Pursuit of happiness - Metro US

Pursuit of happiness

Talk about a hot-button issue: Despite women’s social and economic gains over the last 35 years, more American women report being less happy.

In fact, a new gender gap has emerged: Men are now happier than women.

That’s according to a study, The Paradox of Declining Female Happiness, by two University of Pennsylvania economists to be published in the American Economic Journal in August.

But the word’s out, igniting gender battles online as both sides point fingers. “Typical complaining women,” and “raving, loony feminists,” snipe some males. “We have too much to do,” and “sexist jerks,” females retort.

Happiness, it turns out, is far more nuanced than that and varies by nationality. A Canadian expert says women here not only still top men in life satisfaction, but also score higher on the happiness scale — which includes issues of social security — than their sisters to the south. Who knew?

It’s too early to tell if the American findings are a harbinger of a new gender gap here, of women’s waning well-being.

“Is it indicative of social trends that will catch on and spread, or is it just a feature of U.S. life?” economist John Helliwell of the Canadian Institute for Advanced Research asks rhetorically.

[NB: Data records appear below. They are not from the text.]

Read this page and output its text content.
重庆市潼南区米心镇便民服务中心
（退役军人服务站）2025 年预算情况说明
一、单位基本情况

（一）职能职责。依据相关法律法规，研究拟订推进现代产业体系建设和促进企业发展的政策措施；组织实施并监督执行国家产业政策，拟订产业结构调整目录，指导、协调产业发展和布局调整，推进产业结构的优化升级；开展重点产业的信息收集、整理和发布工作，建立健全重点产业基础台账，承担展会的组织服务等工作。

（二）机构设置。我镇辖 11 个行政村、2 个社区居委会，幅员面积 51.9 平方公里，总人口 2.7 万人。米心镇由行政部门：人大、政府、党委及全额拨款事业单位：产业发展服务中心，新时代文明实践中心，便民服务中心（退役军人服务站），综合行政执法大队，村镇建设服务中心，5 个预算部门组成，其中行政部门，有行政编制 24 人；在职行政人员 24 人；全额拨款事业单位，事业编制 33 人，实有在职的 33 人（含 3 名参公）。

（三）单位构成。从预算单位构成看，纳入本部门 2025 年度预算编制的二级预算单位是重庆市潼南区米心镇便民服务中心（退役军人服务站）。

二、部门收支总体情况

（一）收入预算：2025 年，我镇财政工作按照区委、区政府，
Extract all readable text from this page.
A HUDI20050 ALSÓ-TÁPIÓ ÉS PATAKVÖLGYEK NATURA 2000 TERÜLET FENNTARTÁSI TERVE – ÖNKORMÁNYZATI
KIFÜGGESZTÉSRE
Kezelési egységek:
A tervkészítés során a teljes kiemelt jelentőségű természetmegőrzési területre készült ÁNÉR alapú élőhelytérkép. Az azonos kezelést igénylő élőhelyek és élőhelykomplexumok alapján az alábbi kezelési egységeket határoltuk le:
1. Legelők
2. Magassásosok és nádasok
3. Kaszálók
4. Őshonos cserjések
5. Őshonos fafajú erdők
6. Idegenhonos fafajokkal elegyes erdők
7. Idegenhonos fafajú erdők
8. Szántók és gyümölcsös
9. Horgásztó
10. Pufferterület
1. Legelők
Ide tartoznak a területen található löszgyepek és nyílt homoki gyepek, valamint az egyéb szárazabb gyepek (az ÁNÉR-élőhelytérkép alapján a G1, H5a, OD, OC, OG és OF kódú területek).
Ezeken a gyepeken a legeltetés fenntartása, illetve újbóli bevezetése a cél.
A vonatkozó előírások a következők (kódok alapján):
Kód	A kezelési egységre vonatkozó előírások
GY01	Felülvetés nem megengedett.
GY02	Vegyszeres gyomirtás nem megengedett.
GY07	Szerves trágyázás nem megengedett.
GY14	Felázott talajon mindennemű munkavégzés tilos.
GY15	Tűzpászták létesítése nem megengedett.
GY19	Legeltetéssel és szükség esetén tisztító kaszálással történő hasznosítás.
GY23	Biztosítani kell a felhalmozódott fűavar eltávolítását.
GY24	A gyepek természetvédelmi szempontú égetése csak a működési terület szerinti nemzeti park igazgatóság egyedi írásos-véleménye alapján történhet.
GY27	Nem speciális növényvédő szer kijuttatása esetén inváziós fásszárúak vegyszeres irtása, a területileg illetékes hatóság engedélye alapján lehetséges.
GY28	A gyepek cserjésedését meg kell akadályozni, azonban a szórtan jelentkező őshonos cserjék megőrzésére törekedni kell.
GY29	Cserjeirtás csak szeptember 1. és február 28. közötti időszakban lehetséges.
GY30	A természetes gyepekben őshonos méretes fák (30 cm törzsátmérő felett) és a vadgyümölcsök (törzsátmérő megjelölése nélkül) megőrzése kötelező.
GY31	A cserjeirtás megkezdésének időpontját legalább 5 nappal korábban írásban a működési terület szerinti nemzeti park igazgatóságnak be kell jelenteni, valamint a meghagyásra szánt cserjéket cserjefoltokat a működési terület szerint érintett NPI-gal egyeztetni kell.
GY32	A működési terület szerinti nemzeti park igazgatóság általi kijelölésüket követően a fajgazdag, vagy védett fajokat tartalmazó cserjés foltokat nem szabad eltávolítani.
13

One potential sign: Canadian teenage girls are reporting less life satisfaction than the boys.

Betsey Stevenson, co-author of the Paradox study, has no easy answers. This pursuit of happiness business is serious stuff. Economists use such life satisfaction findings to help evaluate public policies, explains the assistant professor at the University of Pennsylvania’s Wharton School.

She and co-author Justin Wolfers analyzed three different U.S. surveys going back to the 1970s. In all three, women’s delight in life diminished more than men’s. That held true for women of all ages, education levels, married or single, working or not, mothers or childless.

The two economists looked further for clues. Gauges of marital happiness showed men and women declining equally. “That’s just sad,” comments Stevenson.